Tagebuchbloggen: Ich wähne mich glücklich.

Von Berit Andersen

Manchmal fällt es mir wieder ein, dass ich dieses Glück habe, dieses unglaubliche Glück. Dann flüstere ich den Söhnen zu (jedem einzeln): „Es ist so schön, dass es dich gibt, ich bin so froh darüber. Du machst mein Leben bunter und fröhlicher und schöner. Ich habe so ein Glück, dass ich drei so unglaublich tolle Söhne habe! Und weißt du was: Man kann jetzt schon erkennen, was für ein wunderbarer Mann aus dir werden wird!“

Daran musste ich heute denken, als eine Schülerin im Unterricht in Tränen ausgebrochen ist.

„Ich will nicht erwachsen werden! Ich will für immer 12 bleiben!“

Thema der Stunde: „Die Pubertät der Jungen.“

„Ich will nicht erwachsen werden! Ich habe einen Bruder, ich sehe jeden Tag die Pubertät! Der macht jeden Tag so einen Stress! Der hat auch schon einen Bart! Ich will 12 bleiben!“

Zum Glück ist Einzelarbeitszeit und ich hocke mich neben sie und raune ihr zu: „Die gute Nachricht ist: Die Pubertät ist irgendwann vorbei und dann hast du wieder einen wunderbaren Bruder.
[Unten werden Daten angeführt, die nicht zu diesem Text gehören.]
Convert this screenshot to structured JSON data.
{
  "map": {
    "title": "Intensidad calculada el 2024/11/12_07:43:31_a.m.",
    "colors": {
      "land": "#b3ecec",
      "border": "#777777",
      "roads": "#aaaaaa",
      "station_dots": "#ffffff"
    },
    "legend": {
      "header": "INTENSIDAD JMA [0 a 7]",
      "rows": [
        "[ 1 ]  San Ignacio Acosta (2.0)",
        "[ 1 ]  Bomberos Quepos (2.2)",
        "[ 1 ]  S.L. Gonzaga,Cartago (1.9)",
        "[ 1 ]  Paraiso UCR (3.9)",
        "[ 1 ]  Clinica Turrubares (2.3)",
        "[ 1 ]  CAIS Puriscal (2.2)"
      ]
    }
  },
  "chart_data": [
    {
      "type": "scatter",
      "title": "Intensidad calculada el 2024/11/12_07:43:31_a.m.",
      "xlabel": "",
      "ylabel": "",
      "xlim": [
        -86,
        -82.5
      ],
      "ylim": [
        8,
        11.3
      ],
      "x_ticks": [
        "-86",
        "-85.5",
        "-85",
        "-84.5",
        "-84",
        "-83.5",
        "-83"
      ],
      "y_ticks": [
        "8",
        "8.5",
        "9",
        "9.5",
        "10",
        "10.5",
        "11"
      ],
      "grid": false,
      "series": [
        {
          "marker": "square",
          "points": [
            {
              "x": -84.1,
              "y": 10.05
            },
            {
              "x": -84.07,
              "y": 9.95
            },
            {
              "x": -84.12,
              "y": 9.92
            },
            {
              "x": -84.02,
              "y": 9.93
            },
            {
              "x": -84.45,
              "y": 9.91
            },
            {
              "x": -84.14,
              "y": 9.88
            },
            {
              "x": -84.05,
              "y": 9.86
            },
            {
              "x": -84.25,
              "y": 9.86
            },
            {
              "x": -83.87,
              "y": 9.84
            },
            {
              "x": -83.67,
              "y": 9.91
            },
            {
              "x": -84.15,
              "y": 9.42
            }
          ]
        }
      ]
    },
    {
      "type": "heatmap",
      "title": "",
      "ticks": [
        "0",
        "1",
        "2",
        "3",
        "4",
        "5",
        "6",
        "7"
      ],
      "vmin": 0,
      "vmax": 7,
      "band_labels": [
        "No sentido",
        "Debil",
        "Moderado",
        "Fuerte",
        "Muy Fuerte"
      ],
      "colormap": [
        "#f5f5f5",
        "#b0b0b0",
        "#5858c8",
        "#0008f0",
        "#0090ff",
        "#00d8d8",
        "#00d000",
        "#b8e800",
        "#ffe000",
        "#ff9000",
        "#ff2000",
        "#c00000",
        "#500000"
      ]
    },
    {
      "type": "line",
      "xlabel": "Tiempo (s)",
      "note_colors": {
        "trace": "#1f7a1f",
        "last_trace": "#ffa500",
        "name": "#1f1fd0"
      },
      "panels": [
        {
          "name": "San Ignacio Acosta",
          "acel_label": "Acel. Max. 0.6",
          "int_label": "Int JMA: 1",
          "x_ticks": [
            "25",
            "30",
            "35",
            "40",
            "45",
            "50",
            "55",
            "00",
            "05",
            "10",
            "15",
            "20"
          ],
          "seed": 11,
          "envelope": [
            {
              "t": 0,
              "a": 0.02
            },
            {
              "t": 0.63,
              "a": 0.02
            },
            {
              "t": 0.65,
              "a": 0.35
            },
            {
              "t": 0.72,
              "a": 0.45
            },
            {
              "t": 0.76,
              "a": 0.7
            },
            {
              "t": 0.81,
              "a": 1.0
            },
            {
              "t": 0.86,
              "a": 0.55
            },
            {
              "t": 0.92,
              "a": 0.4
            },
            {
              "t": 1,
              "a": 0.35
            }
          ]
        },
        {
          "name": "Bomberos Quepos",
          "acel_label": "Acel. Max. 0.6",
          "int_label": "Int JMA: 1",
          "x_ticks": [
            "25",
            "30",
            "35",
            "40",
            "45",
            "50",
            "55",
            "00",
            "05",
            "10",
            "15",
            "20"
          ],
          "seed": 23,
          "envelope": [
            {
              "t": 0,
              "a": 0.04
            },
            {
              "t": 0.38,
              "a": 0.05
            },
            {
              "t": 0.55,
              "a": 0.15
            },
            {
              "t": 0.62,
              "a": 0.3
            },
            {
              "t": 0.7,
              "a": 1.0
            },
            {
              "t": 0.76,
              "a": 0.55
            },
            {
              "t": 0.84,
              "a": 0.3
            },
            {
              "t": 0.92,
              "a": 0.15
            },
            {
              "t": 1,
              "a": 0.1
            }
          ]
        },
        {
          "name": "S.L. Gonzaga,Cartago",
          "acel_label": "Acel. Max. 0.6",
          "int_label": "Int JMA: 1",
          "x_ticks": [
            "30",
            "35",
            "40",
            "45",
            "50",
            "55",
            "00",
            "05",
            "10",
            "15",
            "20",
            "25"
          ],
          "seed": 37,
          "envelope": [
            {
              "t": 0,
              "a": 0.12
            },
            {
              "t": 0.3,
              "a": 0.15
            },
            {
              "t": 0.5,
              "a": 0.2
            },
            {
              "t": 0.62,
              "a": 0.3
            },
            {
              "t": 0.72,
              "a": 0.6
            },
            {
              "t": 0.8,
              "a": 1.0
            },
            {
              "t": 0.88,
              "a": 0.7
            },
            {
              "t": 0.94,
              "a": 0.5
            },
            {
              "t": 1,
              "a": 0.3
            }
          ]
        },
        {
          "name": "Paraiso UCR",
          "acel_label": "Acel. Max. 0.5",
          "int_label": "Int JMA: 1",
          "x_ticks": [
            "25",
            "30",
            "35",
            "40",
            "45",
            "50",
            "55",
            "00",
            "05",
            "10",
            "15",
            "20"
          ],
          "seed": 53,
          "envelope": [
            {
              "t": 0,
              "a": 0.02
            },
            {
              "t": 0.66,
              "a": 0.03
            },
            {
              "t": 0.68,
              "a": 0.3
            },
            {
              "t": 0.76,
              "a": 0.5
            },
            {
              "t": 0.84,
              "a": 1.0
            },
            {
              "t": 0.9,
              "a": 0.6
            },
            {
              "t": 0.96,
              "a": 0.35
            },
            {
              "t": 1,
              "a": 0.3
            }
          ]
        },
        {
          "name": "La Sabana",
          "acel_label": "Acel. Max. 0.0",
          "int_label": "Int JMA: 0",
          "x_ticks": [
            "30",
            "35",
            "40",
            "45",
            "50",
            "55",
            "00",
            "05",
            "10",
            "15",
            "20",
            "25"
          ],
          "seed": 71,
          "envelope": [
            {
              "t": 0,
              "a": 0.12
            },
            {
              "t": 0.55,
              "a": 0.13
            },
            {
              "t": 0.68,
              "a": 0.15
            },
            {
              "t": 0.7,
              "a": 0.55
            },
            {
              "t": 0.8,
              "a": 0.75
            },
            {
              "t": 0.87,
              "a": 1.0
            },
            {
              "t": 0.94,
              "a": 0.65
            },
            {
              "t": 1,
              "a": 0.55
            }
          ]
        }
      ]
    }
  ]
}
Und bei dir sehe ich auch schon, dass eine wunderbare Frau aus dir werden wird.“

Jetzt lächelt sie doch ein wenig und wischt sich die Tränen weg.

Mir fällt noch etwas ein: „Hilft es dir, wenn ich dir sagen, dass auch in der 42jährigen Frau Solanum noch ein 12jähriges Mädchen steckt, ein bisschen Kind bleibt in uns allen.“

Große Augen. Lächeln. Und dann Grinsen. Und in der Pause hüpfte sie schon wieder fröhlich herum.

Und dann ist der ganze Rest nicht mehr so wichtig.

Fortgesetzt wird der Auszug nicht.